Cartographie des travaux et oeuvres d'art réalisés par le New Deal (source : Living New Deal)

Les sites sont classés par catégorie et par agence. Un clic sur la légende permet de sélectionner une catégorie :

  • Archéologie et histoire
  • Oeuvres d'art
  • Installations civiques
  • Éducation et santé
  • Établissements fédéraux
  • Foresterie et agriculture
  • Infrastructures et services publics
  • Sécurité militaire et civile
  • Parcs et loisirs
Le site comporte des fiches d'information détaillées sur chaque projet. Il s'agit d'un site contributif ouvert à l'envoi de compléments. Le site se veut également militant : il invite à "reconstruire l'Amérique" et à proposer un nouveau New Deal pour le XXIe siècle.

Pour compléter

En complément, voici une carte de 1935 qui faisait déjà à l'époque la promotion des travaux du New Deal. Intitulée P.W.A in Action, la carte est à découvrir dans la collection Persuasive Maps de la Bibliothèque de l'Université de Cornell (également téléchargeable sur le site du Leventhal Map & Education Center Map). La Public Works Administration ou PWA (Agence des Travaux publics) était un organe gouvernemental créé en juin 1933 dans le cadre du National Industrial Recovery Act de la politique de New Deal, instituée par le président Roosevelt. Remplie d'images colorées, cette carte picturale met en avant les projets financés par l'Administration fédérale. Dans le cadre du New Deal, l'Administration des Travaux Publics a dépensé plus de 6 milliards de dollars en projets entre 1933 et 1938. Le texte qui figure au bas de la carte vaut en soi programme politique : 

Off relief rolls on to pay rolls
A map showing how the Public Works program is Building a Greater Nation - Making jobs for Men and Factories - How it Conserves Resources and Harnesses Rivers - How Finer Transportation is being Created and Land Saved for Better Use 
["Des listes d'aide aux listes de travail. Une carte montrant comment le programme de travaux publics construit une nation plus grande, crée des emplois pour les hommes et les usines, comment il préserve les ressources et exploite les rivières, comment des transports plus performants sont créés et des terres préservées pour une meilleure utilisation"]

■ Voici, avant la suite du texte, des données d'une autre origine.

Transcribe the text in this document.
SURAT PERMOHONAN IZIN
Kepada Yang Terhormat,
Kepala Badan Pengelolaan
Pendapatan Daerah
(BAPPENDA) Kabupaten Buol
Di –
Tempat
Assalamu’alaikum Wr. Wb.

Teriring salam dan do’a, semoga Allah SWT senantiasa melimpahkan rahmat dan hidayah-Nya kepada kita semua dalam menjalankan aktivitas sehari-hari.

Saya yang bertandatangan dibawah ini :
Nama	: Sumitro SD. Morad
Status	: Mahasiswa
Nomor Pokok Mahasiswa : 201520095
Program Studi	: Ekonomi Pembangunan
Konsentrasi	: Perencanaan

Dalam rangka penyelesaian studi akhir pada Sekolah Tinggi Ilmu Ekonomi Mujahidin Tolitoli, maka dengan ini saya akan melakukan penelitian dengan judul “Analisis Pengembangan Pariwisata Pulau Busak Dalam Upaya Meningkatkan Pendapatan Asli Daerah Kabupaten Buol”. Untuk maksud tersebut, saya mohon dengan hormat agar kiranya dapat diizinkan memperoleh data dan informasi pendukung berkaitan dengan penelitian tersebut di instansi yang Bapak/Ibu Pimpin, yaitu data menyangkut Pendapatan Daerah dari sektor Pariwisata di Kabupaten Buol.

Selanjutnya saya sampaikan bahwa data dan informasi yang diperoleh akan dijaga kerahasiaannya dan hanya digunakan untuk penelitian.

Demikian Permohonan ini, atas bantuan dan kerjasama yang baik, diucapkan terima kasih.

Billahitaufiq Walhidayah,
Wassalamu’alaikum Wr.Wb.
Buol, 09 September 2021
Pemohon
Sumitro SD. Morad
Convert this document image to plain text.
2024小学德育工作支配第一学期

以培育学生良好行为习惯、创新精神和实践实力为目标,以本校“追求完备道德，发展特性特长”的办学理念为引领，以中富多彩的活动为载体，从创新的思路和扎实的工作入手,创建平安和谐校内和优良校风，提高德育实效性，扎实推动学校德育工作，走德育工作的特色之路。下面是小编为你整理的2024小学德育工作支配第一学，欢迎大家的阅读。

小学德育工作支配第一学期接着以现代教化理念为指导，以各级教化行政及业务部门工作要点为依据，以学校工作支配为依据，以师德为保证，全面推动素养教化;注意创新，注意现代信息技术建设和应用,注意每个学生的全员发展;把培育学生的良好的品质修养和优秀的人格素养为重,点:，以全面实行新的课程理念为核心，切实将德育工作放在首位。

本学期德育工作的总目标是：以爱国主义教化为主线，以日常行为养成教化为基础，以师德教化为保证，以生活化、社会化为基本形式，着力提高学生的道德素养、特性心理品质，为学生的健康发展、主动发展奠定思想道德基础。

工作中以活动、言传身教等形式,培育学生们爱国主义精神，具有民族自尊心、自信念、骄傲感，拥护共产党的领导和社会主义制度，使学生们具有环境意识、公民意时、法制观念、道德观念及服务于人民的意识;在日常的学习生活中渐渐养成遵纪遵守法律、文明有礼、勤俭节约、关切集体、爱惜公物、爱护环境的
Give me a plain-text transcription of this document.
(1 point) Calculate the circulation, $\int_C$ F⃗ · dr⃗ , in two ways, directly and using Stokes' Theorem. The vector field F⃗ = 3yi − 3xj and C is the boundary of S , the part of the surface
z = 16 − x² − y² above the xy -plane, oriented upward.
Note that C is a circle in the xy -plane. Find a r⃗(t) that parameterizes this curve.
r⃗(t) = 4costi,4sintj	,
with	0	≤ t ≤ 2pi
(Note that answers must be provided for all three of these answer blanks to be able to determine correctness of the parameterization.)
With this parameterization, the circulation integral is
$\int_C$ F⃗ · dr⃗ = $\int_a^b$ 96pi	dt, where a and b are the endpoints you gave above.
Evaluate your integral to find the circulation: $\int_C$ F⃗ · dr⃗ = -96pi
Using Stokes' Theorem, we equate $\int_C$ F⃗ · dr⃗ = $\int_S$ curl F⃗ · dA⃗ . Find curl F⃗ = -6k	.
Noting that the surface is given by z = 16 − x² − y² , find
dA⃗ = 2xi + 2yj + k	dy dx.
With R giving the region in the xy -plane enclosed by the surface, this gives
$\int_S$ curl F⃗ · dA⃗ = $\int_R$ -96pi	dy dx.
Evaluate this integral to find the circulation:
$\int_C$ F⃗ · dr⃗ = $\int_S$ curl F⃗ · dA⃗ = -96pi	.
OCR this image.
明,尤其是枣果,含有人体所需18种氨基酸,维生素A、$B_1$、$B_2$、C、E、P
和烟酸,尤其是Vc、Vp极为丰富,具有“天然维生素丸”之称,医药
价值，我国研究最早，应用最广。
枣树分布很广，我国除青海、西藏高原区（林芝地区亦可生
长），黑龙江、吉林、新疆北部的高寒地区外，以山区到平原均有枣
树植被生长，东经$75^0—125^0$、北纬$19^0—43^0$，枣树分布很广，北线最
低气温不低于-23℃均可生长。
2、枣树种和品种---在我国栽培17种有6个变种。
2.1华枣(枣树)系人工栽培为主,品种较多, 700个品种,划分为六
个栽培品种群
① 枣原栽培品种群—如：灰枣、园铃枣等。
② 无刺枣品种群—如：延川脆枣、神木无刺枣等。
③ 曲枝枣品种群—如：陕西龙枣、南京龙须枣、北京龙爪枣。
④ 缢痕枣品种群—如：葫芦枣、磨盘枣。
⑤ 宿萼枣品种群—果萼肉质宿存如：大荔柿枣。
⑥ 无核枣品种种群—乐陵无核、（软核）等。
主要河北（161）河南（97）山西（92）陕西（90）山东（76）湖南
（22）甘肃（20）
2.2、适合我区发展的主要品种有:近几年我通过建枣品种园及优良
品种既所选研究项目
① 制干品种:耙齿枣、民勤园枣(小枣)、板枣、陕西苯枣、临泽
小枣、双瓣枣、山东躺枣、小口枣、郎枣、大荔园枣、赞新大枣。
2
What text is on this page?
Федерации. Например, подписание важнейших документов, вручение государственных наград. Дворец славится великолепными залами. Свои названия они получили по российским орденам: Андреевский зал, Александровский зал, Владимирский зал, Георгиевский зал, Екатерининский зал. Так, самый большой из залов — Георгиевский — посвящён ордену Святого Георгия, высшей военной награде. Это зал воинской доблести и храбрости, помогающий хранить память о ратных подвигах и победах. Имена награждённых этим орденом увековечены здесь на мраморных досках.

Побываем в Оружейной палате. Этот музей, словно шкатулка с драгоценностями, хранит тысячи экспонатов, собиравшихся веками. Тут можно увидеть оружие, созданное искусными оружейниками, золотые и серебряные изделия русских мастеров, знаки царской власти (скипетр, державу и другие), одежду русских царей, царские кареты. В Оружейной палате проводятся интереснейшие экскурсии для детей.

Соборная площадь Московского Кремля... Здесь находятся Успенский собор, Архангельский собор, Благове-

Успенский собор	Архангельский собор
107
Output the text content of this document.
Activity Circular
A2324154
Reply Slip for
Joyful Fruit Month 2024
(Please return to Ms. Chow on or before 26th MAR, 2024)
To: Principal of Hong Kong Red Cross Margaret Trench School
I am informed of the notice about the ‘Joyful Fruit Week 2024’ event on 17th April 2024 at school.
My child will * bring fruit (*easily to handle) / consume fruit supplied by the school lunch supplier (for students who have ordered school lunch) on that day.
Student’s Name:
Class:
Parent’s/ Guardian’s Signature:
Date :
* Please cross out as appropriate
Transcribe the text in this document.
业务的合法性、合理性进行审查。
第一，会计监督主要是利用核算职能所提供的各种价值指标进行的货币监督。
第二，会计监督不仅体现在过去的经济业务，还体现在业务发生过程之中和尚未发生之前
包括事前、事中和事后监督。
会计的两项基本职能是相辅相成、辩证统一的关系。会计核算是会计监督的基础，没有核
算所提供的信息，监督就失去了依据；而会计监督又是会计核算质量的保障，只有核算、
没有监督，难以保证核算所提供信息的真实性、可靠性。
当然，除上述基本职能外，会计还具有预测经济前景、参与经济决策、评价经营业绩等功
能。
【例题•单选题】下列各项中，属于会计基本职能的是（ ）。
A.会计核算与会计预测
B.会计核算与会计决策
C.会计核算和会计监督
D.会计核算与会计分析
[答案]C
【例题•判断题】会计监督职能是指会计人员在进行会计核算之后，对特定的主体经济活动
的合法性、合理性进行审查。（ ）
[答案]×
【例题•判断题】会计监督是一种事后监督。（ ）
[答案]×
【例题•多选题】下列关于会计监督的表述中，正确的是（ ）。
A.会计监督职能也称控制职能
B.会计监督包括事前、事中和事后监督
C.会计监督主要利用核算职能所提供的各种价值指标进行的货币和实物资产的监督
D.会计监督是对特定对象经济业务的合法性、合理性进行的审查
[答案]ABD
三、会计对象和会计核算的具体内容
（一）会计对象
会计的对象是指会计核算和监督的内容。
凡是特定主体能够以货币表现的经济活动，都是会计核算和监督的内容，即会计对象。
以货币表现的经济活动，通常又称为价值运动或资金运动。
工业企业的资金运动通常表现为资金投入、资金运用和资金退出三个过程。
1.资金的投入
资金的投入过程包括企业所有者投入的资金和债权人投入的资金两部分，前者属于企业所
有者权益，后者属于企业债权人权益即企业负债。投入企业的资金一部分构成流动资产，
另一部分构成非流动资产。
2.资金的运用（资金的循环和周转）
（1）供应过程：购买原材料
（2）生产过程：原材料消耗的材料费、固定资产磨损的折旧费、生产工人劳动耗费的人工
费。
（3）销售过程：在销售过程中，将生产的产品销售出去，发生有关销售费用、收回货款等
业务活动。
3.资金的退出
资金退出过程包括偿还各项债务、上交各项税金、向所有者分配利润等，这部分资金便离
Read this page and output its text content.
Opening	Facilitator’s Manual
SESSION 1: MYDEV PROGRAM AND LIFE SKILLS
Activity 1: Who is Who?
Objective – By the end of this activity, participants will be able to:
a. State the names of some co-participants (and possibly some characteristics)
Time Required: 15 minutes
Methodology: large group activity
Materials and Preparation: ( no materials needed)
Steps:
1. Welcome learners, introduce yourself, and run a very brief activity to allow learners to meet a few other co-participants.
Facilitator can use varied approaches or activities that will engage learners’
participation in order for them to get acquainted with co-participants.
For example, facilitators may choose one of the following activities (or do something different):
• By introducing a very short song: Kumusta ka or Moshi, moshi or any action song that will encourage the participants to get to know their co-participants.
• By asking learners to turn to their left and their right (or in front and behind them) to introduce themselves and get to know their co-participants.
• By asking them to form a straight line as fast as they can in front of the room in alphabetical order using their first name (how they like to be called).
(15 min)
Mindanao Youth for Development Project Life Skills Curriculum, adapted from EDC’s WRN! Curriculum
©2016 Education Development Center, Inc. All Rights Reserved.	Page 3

Le titre de cette notice "Off relief rolls on to pay rolls" renvoie à l'idée qu'il est préférable de gagner de l'argent par son travail que de voir son nom inscrit sur des listes pour obtenir de l'aide. La carte elle-même montre un large éventail de projets dans presque tous les États de l'Union, avec la construction de barrages, de ponts, de systèmes d'égouts, d'écoles, de musées, d'autoroutes, d'hôpitaux, etc. Des étiquettes apparaissent à côté de chaque projet, certaines ayant valeur de slogans : 

« LOGEMENT – Autrefois bidonvilles sordides d'Atlanta, maintenant appartements modernes à loyer modique »
« SANTÉ – ​​Le plus grand chantier d'ingénierie sanitaire jamais réalisé – les égouts et les usines de traitement de Chicago »,
« ÉCOLES – Pas d'école buissonnière ici : les jeunes de l'Utah étudient dans de nouvelles salles de classe joyeuses ».

Une rose des vents portant les initiales « PWA » apparaît en haut à droite, un soleil souriant surgit derrière les nuages ​​​​au large des côtes de Californie et des illustrations des scènes de quelques grands projets sont placées aux coins de la carte.  

Voir également cette affiche américaine de la campagne électorale de Roosevelt de 1940 montrant les réalisations du New Deal. Publiée par le Parti travailliste américain (ALP), l'affiche met en comparaison les scènes de misère de l'Amérique de Hoover en 1932 avec les scènes pleines d'espoir des réformes du New Deal, grâce à des salaires plus élevés, des loyers bas et une sécurité sociale.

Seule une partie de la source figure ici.